What probably began with Klout has spawned a number of tools and websites offering to help you understand the players in your field.  I’ve been trying out a couple of them this week to see how effective they are.

Buzzoole Finder

The first tool is the Finder search engine by Buzzoole.  Buzzoole are an Italian company offering what they believe is the first Influence Engine Optimization (IEO) platform.  The aim is twofold.  They want to help brands to position themselves as thought leaders in their field, whilst at the same time allowing them to engage with potential brand ambassadors.

The interface is a simple one in that you run a search query and are returned a sample of some influencers in your field.  You’re initially fed five potential influencers, with the option then to compile a more substantial report on the market.

I ran a couple of queries to begin with on open innovation and moocs.  The open innovation query initially returned some respectable names, such as Stefan Lindegaard and Braden Kelley, alongside a more dubious one in the very infrequent Twitter user Gary Hamel.  A very influential man without doubt, but a rather infrequent user of Twitter.

After a few hours a more substantial report is generated.  The pdf report provides you much greater depth and throws up a decent list of names.  Each name comes with a good half dozen or so stats, including the traditional followers/following, number of tweets and the general growth of the account.

The interesting part is arguably some of the more unique stats however.  For instance, the lover stat shows the users who follow the leading influencer in the identified topic at the top of the list.

One quibble with the tool is that it does focus primarily on Twitter as a means of measuring influence.  For instance, few would argue that Henry Chesborough is the most influential figure in the open innovation world, yet he came some way down the league table of influencers.

If you’re looking at finding interesting people on Twitter then the service is indeed a fine one, but it does have a bit of a blindspot where writing is concerned, as it doesn’t take into account any books the people have written, their print presence, maybe even their speaking frequency.

Twtrland

Twtrland is another tool with a similar focus on Twitter, albeit with the ability to pull in data from other social networks, such as Facebook and Instagram.  Their own influencer hunting service is somewhat simpler, providing just three metrics to gauge people against: amplification, reach and relevance.

The front end may not be as comprehensive, but many of the names returned for my search on open innovation were similar to those from the earlier search on Buzzoole, and as with Buzzoole you can filter your results by country, gender and various other demographic style characteristics.

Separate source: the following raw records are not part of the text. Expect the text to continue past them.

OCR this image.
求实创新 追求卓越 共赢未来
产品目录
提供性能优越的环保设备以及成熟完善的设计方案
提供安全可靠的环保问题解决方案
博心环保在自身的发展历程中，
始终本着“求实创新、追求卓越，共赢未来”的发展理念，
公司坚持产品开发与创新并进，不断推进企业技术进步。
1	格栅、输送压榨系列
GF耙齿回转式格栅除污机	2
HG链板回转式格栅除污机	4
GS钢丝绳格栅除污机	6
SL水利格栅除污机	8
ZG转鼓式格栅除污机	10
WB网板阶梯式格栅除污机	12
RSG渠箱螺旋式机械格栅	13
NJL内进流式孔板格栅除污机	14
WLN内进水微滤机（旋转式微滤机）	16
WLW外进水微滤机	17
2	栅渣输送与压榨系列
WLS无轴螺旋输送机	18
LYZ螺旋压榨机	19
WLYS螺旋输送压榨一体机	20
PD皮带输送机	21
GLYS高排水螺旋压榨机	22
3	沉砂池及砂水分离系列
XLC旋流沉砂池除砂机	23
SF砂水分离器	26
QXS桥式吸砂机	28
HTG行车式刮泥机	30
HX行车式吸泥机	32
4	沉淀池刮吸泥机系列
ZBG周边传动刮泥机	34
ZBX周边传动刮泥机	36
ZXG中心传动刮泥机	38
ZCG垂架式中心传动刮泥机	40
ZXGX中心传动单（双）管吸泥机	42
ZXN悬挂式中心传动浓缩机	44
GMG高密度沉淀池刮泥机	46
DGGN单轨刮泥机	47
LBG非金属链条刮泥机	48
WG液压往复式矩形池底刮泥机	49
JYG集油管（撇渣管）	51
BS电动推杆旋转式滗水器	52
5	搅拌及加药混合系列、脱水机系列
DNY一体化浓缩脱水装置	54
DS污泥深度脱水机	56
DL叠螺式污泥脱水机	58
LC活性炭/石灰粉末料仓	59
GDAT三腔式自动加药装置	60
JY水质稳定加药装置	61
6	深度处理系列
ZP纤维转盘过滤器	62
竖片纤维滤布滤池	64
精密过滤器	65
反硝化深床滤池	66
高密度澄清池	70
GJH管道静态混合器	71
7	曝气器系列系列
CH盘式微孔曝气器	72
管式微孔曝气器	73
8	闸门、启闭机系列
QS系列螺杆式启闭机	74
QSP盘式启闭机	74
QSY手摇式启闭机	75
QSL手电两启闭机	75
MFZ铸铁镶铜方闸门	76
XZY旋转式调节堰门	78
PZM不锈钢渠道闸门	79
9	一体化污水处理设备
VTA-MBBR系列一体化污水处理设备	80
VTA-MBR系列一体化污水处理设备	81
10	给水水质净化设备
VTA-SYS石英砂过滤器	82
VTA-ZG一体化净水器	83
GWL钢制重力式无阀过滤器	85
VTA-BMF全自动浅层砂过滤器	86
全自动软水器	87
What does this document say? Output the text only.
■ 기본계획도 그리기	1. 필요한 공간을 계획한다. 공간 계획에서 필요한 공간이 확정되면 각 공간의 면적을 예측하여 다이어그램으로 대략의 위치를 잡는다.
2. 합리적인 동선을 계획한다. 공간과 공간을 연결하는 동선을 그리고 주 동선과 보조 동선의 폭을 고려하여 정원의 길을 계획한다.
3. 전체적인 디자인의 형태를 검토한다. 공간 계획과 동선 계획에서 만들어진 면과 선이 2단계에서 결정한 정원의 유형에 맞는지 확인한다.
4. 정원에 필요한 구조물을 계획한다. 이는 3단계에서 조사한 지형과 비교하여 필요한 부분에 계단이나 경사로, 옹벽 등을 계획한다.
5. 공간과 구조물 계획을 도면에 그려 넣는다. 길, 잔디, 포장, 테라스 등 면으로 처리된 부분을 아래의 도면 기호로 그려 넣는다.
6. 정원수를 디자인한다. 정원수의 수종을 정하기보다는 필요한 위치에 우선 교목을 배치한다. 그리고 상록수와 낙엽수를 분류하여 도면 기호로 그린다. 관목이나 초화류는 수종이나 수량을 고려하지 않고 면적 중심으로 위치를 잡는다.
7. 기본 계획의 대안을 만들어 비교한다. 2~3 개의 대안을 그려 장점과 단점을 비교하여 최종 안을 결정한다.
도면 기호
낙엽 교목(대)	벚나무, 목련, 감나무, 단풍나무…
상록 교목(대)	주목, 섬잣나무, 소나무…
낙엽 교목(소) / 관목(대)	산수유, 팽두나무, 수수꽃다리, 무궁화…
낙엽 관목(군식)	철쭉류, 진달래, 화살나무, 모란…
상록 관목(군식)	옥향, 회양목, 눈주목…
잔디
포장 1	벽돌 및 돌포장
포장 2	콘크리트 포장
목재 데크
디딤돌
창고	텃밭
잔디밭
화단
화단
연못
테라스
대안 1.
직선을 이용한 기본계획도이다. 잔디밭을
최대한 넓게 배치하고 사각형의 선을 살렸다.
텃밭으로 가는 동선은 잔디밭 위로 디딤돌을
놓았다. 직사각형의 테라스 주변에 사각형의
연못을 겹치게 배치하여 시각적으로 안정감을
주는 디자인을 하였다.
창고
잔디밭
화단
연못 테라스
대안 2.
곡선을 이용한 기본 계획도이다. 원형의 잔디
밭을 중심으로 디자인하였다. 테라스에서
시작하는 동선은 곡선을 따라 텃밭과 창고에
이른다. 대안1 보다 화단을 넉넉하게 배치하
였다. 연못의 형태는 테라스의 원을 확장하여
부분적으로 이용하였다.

I suppose the thing with any of these tools is how useful they are at discovering people you’re not already familiar with.  If you’re active in your industry then it’s quite possible that you’ll know most of the main players already.  As an active member of the community, you’re also likely to have both Twitter information at hand as well as fields such as blogging, writing, academia, speaking and so on.

I suspect therefore that these kind of tools will primarily be used by agencies looking for a quick insight into a particular field so that they can do work on behalf of a client looking to ‘engage’ with influential people online.

Of course, that isn’t something that either Twtrland or Buzzoole can do much about, and in the task they’re designed for, they do a decent job at highlighting some of the key thinkers in a particular field.  Well worth checking out if you’re in need of a leg up in your environmental analysis of an industry.